One of the most disappointing aspects of our time is that the explosion of knowledge has not led to the multiplication of geniuses. The population is growing rapidly. Mass education has taken over all countries. The dissemination of knowledge has been made universal by the Internet. The ability to share ideas – regardless of background, gender or skin color – should have exploded the potential number of geniuses. Look at the evolution of knowledge of Pluto. The image put online by NASA in 1994 is just a cluster of gray pixels. A quarter of a century later, we have access to extremely detailed mapping of the dwarf planet. What normally arouse the vocations of budding astronomers.

Admittedly, genius does not obey any definition. It is also often retrospective, contemporaries not always knowing how to measure it. It is the great History that chisels the legend later. Nevertheless, the few quantitative analyzes of literary, musical or scientific geniuses, such as that of Holden Karnofsky, testify to a reduction in the number of great men and women in relation to the population of an age to produce ideas, works or discoveries.
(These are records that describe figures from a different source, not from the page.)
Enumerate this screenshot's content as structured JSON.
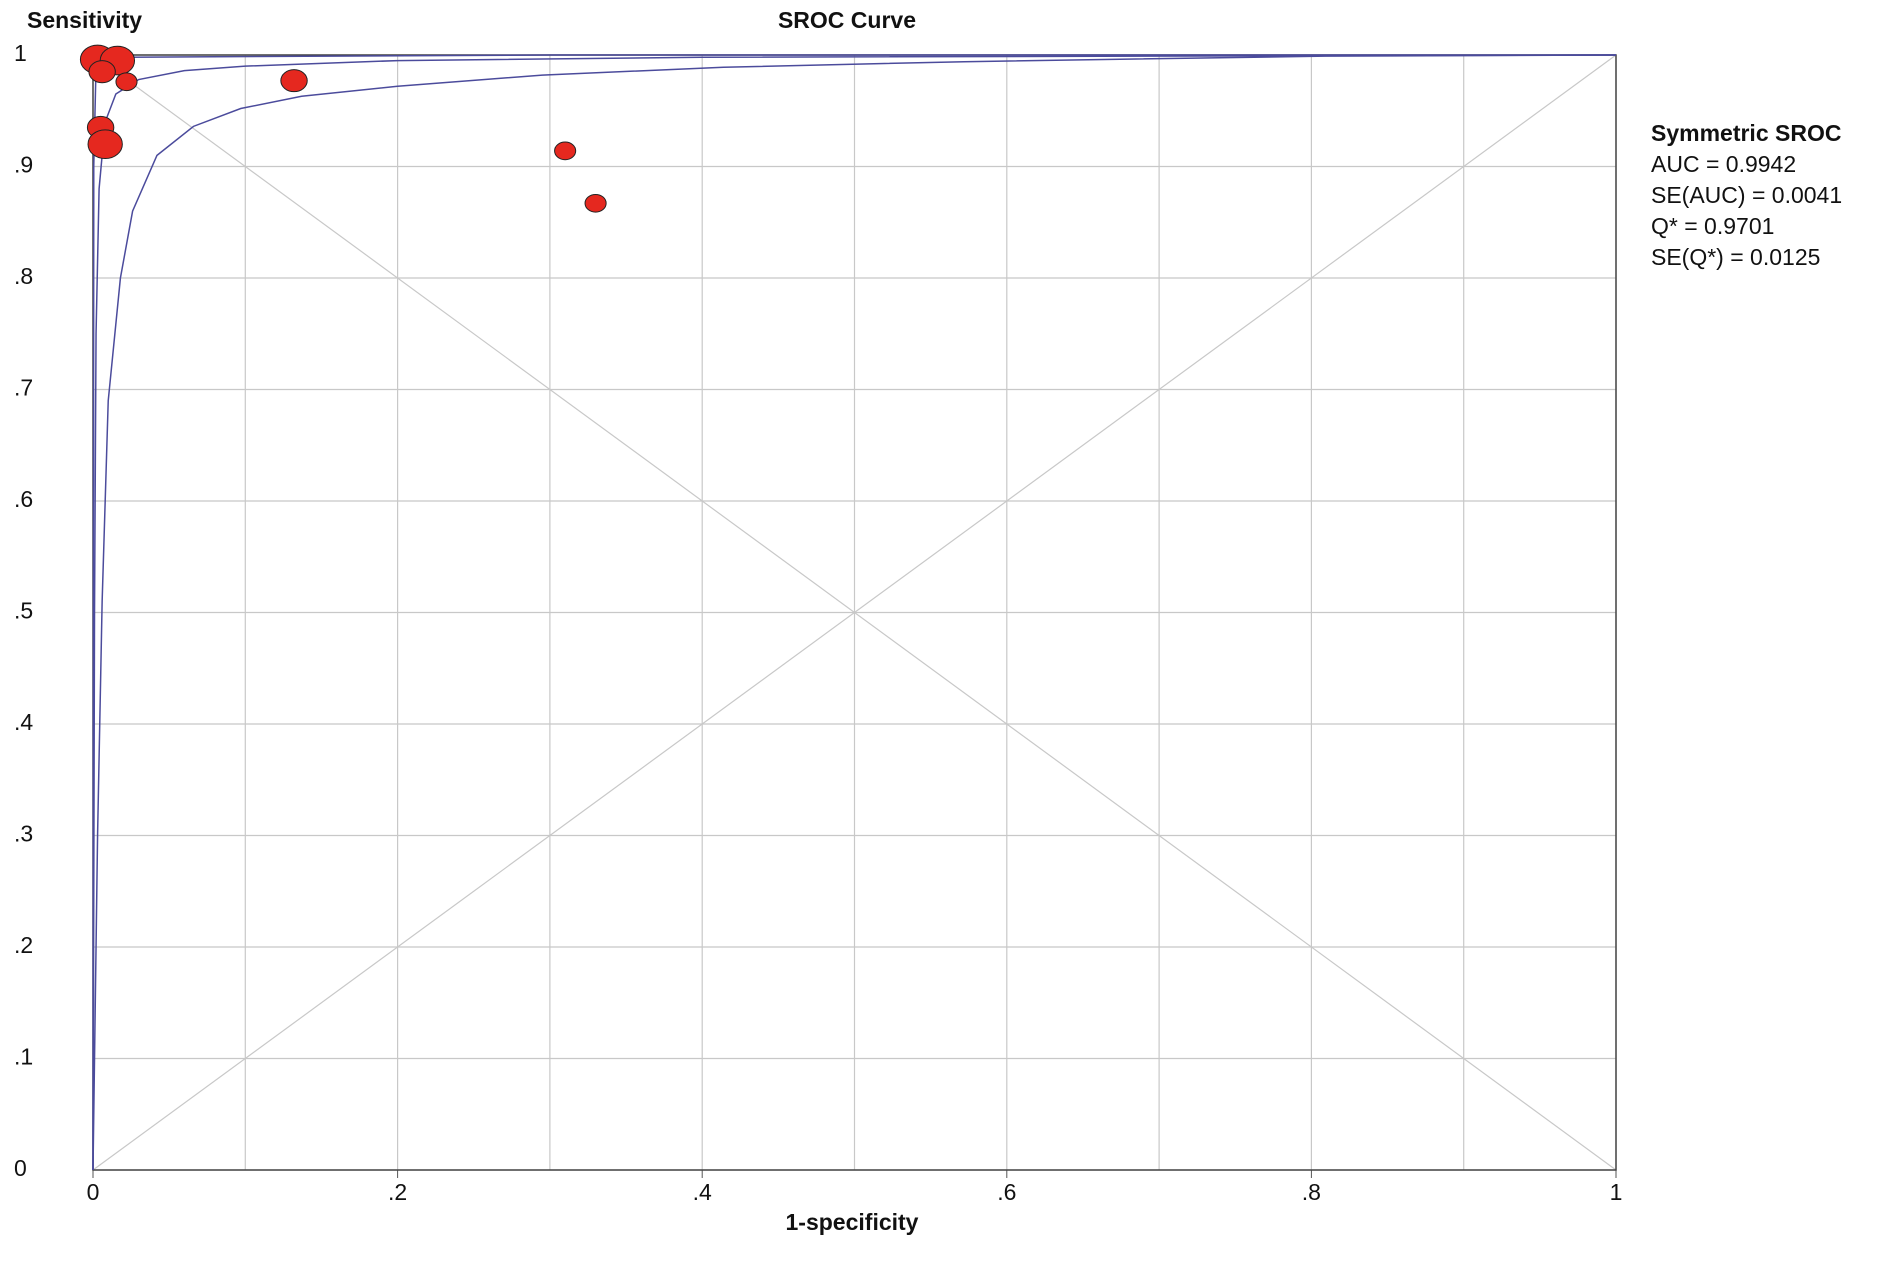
{
  "chart_data": {
    "type": "scatter",
    "title": "SROC Curve",
    "y_label": "Sensitivity",
    "x_label": "1-specificity",
    "xlim": [
      0,
      1
    ],
    "ylim": [
      0,
      1
    ],
    "xticks": [
      0,
      {
        "value": 0.2,
        "label": ".2"
      },
      {
        "value": 0.4,
        "label": ".4"
      },
      {
        "value": 0.6,
        "label": ".6"
      },
      {
        "value": 0.8,
        "label": ".8"
      },
      1
    ],
    "xminor_ticks": [
      0.1,
      0.3,
      0.5,
      0.7,
      0.9
    ],
    "yticks": [
      0,
      {
        "value": 0.1,
        "label": ".1"
      },
      {
        "value": 0.2,
        "label": ".2"
      },
      {
        "value": 0.3,
        "label": ".3"
      },
      {
        "value": 0.4,
        "label": ".4"
      },
      {
        "value": 0.5,
        "label": ".5"
      },
      {
        "value": 0.6,
        "label": ".6"
      },
      {
        "value": 0.7,
        "label": ".7"
      },
      {
        "value": 0.8,
        "label": ".8"
      },
      {
        "value": 0.9,
        "label": ".9"
      },
      1
    ],
    "grid": true,
    "point_color": "#e5281f",
    "curve_color": "#4b4b9c",
    "points": {
      "x": [
        0.003,
        0.016,
        0.006,
        0.022,
        0.132,
        0.005,
        0.008,
        0.31,
        0.33
      ],
      "y": [
        0.996,
        0.995,
        0.985,
        0.976,
        0.977,
        0.935,
        0.92,
        0.914,
        0.867
      ],
      "sizes": [
        13,
        13,
        10,
        8,
        10,
        10,
        13,
        8,
        8
      ]
    },
    "curves": [
      {
        "x": [
          0,
          0.0005,
          0.002,
          0.02,
          0.3,
          1
        ],
        "y": [
          0,
          0.9,
          0.99,
          0.998,
          1,
          1
        ]
      },
      {
        "x": [
          0,
          0.001,
          0.002,
          0.004,
          0.008,
          0.015,
          0.03,
          0.06,
          0.1,
          0.2,
          0.4,
          1
        ],
        "y": [
          0,
          0.5,
          0.75,
          0.88,
          0.94,
          0.965,
          0.978,
          0.986,
          0.99,
          0.995,
          0.998,
          1
        ]
      },
      {
        "x": [
          0,
          0.003,
          0.006,
          0.01,
          0.018,
          0.026,
          0.042,
          0.066,
          0.097,
          0.137,
          0.2,
          0.295,
          0.414,
          0.572,
          0.809,
          1
        ],
        "y": [
          0,
          0.3,
          0.51,
          0.69,
          0.8,
          0.86,
          0.91,
          0.936,
          0.952,
          0.963,
          0.972,
          0.982,
          0.989,
          0.994,
          0.999,
          1
        ]
      }
    ],
    "legend_title": "Symmetric SROC",
    "annotations": [
      "AUC = 0.9942",
      "SE(AUC) = 0.0041",
      "Q* = 0.9701",
      "SE(Q*) = 0.0125"
    ]
  }
}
Thinking out of step with your peers

“Everything would have been discovered” is one of the arguments most often put forward to explain the world’s cultural and intellectual depletion. It is certain that many things have already been imagined in each of the specialties, but at the crossroads of two disciplines, marvelous discoveries await. My two most brilliant scientific friends each master two disciplines, one chemistry and biology, the other physics and electronics. This is what makes them think out of step with their peers who only understand one area.